ELLÉBORE, (Botaniq.) veratrum, plante médicinale, émétique & cathartique, dont les Botanistes ont établi deux genres sous le nom d’ellébore blanc, & d’ellébore noir. Nous allons parler de ces deux genres & de leurs especes. Commençons par l’ellébore blanc, dont voici les caracteres.

L’ellébore blanc est d’un genre de plante à fleur en rose, composée de plusieurs pétales disposés en rond, du milieu desquels il sort un pistil qui devient dans la suite un fruit, dans lequel il y a ordinairement trois gaînes membraneuses rassemblées en bouquet, dans lesquelles il y a des semences oblongues qui ressemblent à des graines de froment, & qui sont bordées & pour ainsi dire entourées par une petite feuille. Tournef. inst. rei herb. Voyez Plante.
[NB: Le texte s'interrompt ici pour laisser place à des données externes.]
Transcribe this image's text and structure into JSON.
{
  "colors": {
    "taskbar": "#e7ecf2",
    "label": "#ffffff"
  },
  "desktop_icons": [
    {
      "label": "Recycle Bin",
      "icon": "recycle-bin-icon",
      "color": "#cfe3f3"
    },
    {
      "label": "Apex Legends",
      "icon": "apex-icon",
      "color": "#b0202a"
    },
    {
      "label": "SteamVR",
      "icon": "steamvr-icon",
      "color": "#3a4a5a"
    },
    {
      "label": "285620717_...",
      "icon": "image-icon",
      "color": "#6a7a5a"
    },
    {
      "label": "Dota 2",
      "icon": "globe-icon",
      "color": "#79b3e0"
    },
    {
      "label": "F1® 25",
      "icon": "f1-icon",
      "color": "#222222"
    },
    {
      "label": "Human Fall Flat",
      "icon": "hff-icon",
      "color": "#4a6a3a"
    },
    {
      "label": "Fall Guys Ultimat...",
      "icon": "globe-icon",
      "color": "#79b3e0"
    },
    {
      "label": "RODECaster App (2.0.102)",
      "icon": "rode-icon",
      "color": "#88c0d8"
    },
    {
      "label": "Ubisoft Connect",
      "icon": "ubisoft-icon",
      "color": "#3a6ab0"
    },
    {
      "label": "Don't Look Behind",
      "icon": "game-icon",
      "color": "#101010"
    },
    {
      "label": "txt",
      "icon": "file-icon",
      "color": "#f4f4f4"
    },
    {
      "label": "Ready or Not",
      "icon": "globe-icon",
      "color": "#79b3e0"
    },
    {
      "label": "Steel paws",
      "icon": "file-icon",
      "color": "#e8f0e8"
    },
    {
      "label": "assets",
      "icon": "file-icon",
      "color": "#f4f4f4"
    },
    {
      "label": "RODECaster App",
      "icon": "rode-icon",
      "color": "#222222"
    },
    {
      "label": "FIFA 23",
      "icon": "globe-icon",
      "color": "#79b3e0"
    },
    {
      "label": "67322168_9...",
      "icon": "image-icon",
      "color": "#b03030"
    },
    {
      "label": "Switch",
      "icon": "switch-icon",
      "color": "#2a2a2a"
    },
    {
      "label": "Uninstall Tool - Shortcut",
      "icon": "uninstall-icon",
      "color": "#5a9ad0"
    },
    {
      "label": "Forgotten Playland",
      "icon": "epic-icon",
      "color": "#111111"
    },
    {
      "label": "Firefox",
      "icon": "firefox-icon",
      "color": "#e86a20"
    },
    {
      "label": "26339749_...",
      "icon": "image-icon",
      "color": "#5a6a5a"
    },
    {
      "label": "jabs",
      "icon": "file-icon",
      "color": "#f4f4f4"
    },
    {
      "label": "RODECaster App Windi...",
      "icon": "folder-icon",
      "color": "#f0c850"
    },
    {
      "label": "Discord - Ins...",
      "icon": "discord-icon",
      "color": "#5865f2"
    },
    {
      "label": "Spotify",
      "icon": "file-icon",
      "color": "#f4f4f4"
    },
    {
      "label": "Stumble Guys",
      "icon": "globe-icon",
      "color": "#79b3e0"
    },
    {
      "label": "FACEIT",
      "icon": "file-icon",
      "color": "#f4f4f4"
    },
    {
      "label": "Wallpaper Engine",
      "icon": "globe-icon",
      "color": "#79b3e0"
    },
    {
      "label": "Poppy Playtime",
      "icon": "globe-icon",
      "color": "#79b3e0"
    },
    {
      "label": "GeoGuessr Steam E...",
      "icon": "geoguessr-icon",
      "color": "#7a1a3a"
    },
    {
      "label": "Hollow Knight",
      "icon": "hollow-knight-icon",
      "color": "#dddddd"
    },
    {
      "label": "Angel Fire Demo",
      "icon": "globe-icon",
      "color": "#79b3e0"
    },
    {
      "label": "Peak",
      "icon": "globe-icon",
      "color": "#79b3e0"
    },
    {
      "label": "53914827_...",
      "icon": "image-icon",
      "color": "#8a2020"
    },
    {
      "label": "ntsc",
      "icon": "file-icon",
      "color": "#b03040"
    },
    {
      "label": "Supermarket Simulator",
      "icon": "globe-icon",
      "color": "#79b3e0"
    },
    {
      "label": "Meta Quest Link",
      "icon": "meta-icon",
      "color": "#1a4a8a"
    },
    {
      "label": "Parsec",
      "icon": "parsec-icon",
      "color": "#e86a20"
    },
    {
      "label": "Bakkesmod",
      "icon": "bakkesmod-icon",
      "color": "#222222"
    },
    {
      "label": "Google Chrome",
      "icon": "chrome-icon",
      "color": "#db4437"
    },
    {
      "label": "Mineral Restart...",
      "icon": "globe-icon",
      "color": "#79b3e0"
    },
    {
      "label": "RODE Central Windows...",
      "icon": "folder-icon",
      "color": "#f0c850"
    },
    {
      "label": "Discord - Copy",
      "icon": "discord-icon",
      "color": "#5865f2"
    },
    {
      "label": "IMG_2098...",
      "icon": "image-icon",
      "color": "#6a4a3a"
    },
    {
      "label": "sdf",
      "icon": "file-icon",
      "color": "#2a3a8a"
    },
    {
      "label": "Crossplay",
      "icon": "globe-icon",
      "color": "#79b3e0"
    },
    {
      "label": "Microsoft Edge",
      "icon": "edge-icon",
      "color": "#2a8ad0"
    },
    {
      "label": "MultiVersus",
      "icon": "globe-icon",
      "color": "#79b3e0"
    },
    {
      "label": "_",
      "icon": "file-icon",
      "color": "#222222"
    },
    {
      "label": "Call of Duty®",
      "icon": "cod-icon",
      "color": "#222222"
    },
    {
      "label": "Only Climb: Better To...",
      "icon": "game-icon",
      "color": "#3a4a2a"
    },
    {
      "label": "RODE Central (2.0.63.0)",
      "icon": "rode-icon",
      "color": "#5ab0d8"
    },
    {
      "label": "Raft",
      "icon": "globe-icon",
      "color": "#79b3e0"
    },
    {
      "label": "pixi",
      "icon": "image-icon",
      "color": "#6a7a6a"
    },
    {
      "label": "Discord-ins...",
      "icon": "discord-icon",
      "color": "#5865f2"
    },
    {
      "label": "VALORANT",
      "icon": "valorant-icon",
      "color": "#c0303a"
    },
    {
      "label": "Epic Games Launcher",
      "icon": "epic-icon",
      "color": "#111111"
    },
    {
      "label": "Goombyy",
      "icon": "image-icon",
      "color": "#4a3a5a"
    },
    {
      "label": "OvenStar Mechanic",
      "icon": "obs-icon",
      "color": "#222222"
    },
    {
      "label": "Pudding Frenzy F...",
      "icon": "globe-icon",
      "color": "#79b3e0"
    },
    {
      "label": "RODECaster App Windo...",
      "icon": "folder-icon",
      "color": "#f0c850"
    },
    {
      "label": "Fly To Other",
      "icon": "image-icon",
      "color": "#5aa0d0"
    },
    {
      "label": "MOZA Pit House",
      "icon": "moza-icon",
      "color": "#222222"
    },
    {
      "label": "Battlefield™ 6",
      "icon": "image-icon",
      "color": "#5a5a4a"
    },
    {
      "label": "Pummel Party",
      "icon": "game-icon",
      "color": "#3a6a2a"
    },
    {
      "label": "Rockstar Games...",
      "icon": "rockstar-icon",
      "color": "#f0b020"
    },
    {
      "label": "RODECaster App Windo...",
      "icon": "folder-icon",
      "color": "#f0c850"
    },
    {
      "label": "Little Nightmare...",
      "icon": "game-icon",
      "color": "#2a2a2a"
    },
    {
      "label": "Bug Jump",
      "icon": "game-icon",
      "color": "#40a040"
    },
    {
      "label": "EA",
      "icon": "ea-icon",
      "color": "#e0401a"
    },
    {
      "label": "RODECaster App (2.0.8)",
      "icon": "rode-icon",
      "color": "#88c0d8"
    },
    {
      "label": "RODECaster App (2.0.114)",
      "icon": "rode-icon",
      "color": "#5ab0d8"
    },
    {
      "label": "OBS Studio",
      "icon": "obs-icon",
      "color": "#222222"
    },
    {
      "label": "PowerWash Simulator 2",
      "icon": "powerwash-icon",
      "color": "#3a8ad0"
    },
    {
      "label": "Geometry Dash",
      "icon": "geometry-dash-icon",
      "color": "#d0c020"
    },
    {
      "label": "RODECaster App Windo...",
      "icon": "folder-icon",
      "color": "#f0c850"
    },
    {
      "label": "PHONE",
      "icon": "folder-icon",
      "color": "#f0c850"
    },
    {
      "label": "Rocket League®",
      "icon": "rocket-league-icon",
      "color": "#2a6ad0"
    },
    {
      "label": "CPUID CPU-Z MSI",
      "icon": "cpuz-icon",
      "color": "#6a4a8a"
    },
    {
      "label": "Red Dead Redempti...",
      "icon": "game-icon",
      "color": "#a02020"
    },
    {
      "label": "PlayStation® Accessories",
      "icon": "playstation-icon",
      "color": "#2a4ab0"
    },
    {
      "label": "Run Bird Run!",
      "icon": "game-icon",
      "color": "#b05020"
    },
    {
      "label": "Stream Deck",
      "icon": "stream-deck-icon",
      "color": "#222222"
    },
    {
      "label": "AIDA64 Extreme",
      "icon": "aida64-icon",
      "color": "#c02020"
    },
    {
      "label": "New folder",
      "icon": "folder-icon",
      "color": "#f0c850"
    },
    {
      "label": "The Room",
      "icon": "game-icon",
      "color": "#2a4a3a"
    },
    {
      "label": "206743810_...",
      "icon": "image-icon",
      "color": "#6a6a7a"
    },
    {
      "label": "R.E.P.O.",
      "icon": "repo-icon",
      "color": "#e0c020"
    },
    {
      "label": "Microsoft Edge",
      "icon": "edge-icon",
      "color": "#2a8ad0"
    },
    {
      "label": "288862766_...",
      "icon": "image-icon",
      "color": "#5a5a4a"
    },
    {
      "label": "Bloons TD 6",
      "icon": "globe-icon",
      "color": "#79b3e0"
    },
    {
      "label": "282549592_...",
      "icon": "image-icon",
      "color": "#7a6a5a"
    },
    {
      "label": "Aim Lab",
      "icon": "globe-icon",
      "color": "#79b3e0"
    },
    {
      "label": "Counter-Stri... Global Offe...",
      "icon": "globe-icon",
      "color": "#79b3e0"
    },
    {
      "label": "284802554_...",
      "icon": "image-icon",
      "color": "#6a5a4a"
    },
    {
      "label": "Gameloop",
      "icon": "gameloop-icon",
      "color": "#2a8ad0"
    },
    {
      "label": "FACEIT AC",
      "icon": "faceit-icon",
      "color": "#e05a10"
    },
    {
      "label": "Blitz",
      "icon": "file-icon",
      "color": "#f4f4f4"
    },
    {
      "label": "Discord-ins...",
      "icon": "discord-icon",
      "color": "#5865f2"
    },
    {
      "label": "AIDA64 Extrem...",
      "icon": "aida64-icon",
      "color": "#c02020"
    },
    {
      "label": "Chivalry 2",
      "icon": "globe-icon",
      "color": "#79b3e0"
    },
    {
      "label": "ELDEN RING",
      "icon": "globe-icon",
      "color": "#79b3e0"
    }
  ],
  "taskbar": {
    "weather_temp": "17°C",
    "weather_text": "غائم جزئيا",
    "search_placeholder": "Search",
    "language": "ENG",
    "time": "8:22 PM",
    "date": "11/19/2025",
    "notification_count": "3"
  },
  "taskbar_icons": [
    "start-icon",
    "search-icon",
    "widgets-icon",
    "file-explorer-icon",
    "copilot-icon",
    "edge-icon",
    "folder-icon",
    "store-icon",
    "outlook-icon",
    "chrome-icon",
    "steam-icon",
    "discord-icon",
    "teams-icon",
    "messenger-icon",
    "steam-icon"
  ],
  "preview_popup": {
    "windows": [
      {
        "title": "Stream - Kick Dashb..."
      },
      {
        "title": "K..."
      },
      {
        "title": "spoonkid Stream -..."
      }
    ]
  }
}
On distingue en Botanique les deux especes suivantes d’ellébore blanc.

1°. Veratrum flore subviridi, J. R. H. Helleborus albus flore subviridi, C. B. P. &c.

2°. Veratrum flore atro rubente, J. R. H. Helleborus albus flore atro rubente, C. B. P. &c.

La premiere espece pousse une tige haute de plus d’une coudée, cylindrique, droite, ferme, de laquelle naissent des feuilles placées alternativement de la figure de celles du plantain ou de la gentiane, de la longueur de deux palmes, presque aussi larges, toutes striées & comme plissées, un peu velues, d’un verd clair, un peu roides & entourant la tige par leur base, qui est en maniere de tuyau. Depuis environ le milieu de la tige jusqu’à son extrémité, sortent des grappes de belles fleurs, composées de six pétales disposées en rose, d’un verd blanchâtre : au milieu sont six étamines environnant le pistil, qui se change ensuite en un fruit, dans lequel sont ramassées en maniere de tête trois graines applaties, membraneuses, de la longueur d’un demi-pouce, contenant des semences oblongues, blanchâtres, semblables à des grains de blé, bordées d’une aîle ou feuillet membraneux.

La racine qui est d’usage en matiere médicale. est oblongue, tubéreuse, quelquefois plus grosse que le pouce, brune en-dehors, blanche en-dedans, accompagnée d’un grand nombre de fibres blanches, d’un goût âcre, un peu amer, un peu astringent, desagréable, & qui cause des nausées.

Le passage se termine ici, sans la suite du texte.